131 444 is called "Policelink" in Queensland.

==== Crime Stoppers – 1800 333 000 ====
In Australia Crime Stoppers is a not for profit run charity organisation that works closely with local police, and allows people to report crime, provide information about unsolved crimes or report suspicious activity anonymously. Reports can be made online, or via the phone number.

==== Emergency Alert Australia – +61 444 444 444 ====
Emergency Alert Australia is a system that can send text messages or voice recordings to mobile phones and landlines in a specific geographic area to warn the public in that area of an emergency situation, such as bushfires, floods, etc. The messages come from the phone number 0444 444 444 (or +61 444 444 444). The system is also used in NSW for people to look out for high risk missing persons, such as the elderly, or those with mental health problems. The phone number cannot receive calls or text messages.

=== New Zealand ===

==== Police non-emergency - 105 ====
The New Zealand Police operates 105 for non-emergency calls where an immediate response is not required or when the event has already taken place and nobody is in any danger, such as a stolen car, property damage, to add additional information to an existing police report or to contact the local police station. Police launched the number on 10 May 2019 and is available for free 24/7 by phone, or online via the 105 website. The number was created to give the New Zealand public another way to contact police to ease pressure on the 111 emergency telephone number.

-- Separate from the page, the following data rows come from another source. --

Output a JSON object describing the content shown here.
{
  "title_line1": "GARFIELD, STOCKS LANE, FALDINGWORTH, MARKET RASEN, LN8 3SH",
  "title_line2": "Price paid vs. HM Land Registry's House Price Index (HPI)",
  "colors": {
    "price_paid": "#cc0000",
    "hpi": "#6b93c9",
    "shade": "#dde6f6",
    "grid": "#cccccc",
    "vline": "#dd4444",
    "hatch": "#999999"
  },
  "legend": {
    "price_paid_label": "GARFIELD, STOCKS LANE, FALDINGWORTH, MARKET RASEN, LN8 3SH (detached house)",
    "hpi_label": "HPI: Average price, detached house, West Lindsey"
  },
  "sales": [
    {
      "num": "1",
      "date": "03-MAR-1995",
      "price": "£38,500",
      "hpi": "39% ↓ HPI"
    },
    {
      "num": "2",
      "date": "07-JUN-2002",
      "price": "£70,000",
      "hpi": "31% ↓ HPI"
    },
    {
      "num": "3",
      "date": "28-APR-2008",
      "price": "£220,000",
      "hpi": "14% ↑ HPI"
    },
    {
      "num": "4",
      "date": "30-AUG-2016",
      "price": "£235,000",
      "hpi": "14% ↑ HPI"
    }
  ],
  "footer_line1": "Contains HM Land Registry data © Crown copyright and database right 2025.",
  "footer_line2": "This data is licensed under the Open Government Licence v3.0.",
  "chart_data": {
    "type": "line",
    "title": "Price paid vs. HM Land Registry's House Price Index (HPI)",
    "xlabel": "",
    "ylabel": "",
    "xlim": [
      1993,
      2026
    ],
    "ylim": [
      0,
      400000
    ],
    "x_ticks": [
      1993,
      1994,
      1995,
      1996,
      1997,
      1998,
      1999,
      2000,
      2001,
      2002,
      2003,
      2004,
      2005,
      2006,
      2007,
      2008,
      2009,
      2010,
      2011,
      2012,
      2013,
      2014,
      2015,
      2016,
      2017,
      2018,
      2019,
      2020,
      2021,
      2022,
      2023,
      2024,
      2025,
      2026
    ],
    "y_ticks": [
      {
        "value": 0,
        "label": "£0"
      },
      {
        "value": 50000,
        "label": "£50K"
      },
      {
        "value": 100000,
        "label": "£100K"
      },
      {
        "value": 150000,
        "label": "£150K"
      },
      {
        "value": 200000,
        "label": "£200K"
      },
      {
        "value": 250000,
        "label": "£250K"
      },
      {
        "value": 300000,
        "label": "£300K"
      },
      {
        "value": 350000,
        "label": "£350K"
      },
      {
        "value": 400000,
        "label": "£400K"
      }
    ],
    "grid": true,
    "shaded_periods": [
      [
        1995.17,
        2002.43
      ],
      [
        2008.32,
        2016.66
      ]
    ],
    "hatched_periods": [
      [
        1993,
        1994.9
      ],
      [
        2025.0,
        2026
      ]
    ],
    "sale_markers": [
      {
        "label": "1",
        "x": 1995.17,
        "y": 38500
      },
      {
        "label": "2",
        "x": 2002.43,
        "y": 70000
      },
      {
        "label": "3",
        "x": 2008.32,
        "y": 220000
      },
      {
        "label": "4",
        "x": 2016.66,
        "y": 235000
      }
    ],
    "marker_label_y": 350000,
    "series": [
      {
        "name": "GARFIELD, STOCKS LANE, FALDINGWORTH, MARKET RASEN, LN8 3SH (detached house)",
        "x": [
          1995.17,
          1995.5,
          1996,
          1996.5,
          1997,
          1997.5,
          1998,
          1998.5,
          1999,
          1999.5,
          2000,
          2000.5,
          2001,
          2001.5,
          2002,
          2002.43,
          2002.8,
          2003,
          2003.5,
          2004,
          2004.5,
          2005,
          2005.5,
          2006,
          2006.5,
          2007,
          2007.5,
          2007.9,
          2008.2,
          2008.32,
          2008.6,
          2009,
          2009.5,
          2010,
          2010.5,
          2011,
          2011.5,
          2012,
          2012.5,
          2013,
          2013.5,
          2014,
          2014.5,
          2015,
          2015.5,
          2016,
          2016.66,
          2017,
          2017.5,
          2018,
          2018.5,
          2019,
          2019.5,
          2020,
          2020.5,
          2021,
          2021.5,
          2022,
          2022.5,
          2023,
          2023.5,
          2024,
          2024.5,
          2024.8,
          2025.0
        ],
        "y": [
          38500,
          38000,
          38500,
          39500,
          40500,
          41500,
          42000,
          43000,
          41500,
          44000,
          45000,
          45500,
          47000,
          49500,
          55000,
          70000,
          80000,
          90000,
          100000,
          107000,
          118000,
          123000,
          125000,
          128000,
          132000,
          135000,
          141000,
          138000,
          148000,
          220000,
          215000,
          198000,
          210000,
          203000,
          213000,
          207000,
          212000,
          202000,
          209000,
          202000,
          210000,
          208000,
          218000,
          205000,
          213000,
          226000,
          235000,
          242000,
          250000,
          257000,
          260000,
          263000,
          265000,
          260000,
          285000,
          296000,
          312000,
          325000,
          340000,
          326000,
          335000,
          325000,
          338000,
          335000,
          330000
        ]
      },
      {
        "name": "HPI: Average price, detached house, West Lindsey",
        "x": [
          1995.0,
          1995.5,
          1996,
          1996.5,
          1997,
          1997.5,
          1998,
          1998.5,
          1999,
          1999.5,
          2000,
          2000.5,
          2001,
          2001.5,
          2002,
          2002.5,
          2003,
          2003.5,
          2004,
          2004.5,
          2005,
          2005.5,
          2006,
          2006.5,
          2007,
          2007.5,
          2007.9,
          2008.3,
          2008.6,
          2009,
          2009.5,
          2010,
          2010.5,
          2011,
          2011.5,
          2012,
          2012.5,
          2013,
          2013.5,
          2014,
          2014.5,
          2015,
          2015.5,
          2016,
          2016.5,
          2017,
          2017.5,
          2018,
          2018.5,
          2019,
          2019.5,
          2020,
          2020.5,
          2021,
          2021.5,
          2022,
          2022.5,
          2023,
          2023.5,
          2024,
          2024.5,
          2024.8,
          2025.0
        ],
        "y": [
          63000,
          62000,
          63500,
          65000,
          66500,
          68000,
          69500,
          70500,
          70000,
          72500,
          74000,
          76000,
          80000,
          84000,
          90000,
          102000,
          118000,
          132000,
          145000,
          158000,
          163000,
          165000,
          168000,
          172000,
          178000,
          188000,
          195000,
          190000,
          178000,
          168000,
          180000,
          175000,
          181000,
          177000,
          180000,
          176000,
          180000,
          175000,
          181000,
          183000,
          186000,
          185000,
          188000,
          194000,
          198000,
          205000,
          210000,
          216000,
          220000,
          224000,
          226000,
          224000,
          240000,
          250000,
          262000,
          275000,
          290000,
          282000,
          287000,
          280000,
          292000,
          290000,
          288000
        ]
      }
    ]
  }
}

==== Police road incident - *555 ====
The New Zealand Police operates *555 for reporting road incidents or an unsafe driver such as crashes without injuries, minor obstruction to roadways or unsafe, but non life-threatening driving. When you call the police communicator will ask you where you are, how long ago the incident happened, the vehicle licence plate and what is happening now. The information will be passed along to frontline police, but will often only result in a warning letter. Police still urge drivers to call 111 for more serious instances such as a serious motor vehicle crash or any instances where life is at risk.

==== Crime Stoppers - 0800 555 111 ====
In New Zealand Crime Stoppers (Māori: Aukati Takahi Ture) is a not-for-profit run charity organisation that anonymously passes along reports to police, and allows people to report crime, provide information about unsolved crimes or report suspicious activity. The public can make reports by phone, or online via the Crime Stoppers website.

==== Healthline - 0800 611 116 ====
Healthline is a free over-the-phone health service that operates 24/7. Funded by Health New Zealand Te Whatu Ora the line is used for non-emergency health advice from nurses and paramedics. Healthline is not to be confused with the 111 emergency telephone number which handles emergency medical events.